Siamois Synthesis
Feu Aimant
- Ambiances Magnétiques
- 2020
- 42 minutes
Siamois Synthesis est le nouveau projet, et l’heureuse rencontre, de quatre artistes de la scène musicale expérimentale, soit Maxime Corbeil-Perron aux claviers et objets électroniques, Sylvain Gagné à la basse électrique, Maya Kuroki au chant trafiqué et Simon Trottier à la guitare électrique. Bien que les quatre membres aient collaboré à plusieurs reprises auparavant, en duo généralement, l’espace-temps était enfin aligné pour aboutir à un quatuor et un premier album nommé Feu Aimant, lancé en février dernier. On constate rapidement la dimension du territoire couvert par l’esthétique sonore, s’inspirant du rock expérimental, du post-rock et des trames de film rétro des années 70 et 80. On apprécie par la suite le contraste entre les éléments structurés et réfléchis, qui mènent intuitivement vers ceux plus déconstruits et improvisés.
Blossoms (redux) ouvre sur une suite d’arpèges au clavier, comme un orgue ondulé qui mène vers une combinaison post rock, dont la guitare, la basse et la trame rétro créent une grande pulsation mélodique.
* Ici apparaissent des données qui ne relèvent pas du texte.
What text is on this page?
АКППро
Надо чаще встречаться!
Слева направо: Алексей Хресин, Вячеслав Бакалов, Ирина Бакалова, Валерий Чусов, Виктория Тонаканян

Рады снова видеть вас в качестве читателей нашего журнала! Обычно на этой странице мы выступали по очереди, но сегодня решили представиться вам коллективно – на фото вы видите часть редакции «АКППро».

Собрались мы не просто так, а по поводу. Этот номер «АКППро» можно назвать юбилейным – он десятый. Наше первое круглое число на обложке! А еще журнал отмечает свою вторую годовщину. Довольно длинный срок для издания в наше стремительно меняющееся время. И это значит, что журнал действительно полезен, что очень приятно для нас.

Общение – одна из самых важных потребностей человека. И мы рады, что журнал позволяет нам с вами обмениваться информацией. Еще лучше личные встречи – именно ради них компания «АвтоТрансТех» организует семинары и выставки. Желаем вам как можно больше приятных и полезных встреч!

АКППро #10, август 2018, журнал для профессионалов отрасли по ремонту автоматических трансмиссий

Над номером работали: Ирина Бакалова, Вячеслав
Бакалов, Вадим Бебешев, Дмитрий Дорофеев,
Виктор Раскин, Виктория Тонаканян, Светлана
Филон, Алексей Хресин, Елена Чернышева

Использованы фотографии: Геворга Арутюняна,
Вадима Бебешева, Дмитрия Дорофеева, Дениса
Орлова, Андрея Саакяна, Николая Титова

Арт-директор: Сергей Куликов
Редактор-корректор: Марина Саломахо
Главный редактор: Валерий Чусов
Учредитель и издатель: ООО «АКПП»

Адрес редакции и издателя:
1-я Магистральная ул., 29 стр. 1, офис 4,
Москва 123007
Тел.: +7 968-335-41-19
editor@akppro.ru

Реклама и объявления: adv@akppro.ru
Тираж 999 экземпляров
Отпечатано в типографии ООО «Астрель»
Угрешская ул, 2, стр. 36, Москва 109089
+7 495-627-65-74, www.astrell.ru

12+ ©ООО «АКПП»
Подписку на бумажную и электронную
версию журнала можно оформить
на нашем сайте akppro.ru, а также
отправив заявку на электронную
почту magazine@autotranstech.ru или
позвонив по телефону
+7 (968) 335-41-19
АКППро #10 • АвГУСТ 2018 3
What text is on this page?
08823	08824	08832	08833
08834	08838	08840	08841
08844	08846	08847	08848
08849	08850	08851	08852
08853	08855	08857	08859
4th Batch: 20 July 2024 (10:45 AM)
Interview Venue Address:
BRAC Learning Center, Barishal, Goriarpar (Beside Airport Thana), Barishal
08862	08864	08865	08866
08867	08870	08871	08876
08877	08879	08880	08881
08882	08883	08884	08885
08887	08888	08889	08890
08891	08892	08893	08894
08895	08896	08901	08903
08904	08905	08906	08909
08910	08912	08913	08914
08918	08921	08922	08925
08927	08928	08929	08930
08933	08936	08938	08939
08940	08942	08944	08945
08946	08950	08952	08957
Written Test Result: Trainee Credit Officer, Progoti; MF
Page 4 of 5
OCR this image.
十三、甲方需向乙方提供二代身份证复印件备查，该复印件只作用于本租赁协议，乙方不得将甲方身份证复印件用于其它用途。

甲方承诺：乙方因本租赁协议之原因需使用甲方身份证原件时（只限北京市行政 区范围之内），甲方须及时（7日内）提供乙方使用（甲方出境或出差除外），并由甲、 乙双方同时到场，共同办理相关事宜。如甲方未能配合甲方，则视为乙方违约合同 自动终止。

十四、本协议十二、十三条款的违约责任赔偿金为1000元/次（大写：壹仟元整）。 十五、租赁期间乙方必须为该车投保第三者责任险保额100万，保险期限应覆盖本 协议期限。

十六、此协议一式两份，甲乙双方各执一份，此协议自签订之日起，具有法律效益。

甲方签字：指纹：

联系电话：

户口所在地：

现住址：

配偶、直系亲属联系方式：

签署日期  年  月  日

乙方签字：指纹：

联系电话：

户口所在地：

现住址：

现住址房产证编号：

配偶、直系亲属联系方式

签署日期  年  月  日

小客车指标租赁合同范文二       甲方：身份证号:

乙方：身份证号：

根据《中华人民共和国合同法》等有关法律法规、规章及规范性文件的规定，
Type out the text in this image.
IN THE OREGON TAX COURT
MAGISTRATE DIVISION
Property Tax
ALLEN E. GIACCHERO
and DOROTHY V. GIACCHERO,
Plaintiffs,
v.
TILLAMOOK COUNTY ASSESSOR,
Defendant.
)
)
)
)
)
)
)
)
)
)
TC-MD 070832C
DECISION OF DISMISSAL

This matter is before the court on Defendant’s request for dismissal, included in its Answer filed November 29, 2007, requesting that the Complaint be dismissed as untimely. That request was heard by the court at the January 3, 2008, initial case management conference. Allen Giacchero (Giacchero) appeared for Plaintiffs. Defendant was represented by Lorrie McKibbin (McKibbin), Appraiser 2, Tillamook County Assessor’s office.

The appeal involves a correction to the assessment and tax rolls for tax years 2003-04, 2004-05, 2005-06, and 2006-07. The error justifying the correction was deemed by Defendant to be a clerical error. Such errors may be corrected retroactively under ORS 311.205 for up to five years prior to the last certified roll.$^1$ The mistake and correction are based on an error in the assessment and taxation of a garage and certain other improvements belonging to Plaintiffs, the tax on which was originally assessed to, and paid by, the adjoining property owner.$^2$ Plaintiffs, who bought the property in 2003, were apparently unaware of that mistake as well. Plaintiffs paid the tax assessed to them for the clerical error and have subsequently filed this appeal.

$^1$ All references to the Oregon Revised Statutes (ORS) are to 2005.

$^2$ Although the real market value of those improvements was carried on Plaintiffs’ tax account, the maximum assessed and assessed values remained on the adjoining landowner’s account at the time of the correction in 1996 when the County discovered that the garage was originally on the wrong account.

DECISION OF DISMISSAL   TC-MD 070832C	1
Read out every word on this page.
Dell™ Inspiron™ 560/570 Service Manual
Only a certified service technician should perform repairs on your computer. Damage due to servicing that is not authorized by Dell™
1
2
La voix de Kuroki se place dans un coin, chuchotant un monologue à travers un effet de réverbération qui imite les tuiles froides d’une salle de bain. La pièce monte progressivement en intensité, atteignant un plateau durant la deuxième moitié qui combine de manière épique les harmonies musicales avec les effets de saturation. 4AM revient sur terre avec un ronronnement électrique secondé par des notes de guitare en écho, créant un interlude à la limite de l’apesanteur, particulièrement reposant après le décollage précédent. Le kick techno de Soleil Nocturne se fixe au sol, au-dessus duquel s’ajoute une guitare dissonante qui scie les fréquences en deux, avec une basse électrique relativement douce qui prend en charge la mélodie. Kuroki apparaît tout en réverbération en chantant des notes soutenues comme des filaments angéliques qui se faufilent à travers les effets, passant du no wave au spoken word tout naturellement. La combinaison change vers une troisième partie entraînante qui reprend le kick et élève ça à un niveau très enthousiaste, passant ensuite à un dernier mouvement développé autour de la guitare électrique.
Random Other plane comme une courte trame de prog-rock dans laquelle les notes de slide guitar s’étirent à travers l’espace, laissant la ligne de basse prendre le relais comme guide mélodique. TriggerWarning_drumsdrumsdrums alourdie le tempo avec son rythme lent à la basse et la guitare, créant une progression dramatique qui devient de plus en plus saturée. Le mélange, à saveur expérimentale, fait penser à du psychobilly ralenti tout près du point de rupture, mais sans laisser tomber le thème musical. Urizen change de direction pour une boucle percussive accompagnée d’une trame ambiante, dissonant légèrement, comme un vieux ruban magnétique. Une fois les harmoniques bien établies, le rythme redouble d’efforts à l’avant dans le mix, pendant que la voix de Kuroki réverbère vers l’arrière. Le monologue devient un peu plus compréhensible rendu au segment flottant, dans l’intention du moins, le temps de reprendre le souffle avant de repartir dans une densité post-rock. Sans Fracas résonne au loin comme un vibraphone saturé placé dans une pièce adjacente. La basse électrique suit mélodiquement, secondée par les effets de larsens de la guitare électrique et concluant en équilibre entre la consonance et la dissonance.
C’est précisément de ça qu’il s’agit sur le premier album du quatuor, l’équilibre entre deux états qui, pour faire un lien avec le titre de l’album, revient à un premier mets bien préparé auquel on met le feu pour obtenir le deuxième, plus chaotique et imprévisible. Il y a une dimension pyromane à cet album qui s’inspire de l’effet hypnotique de regarder un feu de camp, et d’écouter des thèmes musicaux qui se consument à ouïe d’oreille (haha!). Bref, au-delà de l’action de brûler affectueusement, ce premier album révèle une combinaison riche et complexe, dont les saveurs ne se libèrent pas toutes dès la première écoute. Il faut laisser mijoter un peu pour en apprécier toutes les subtilités.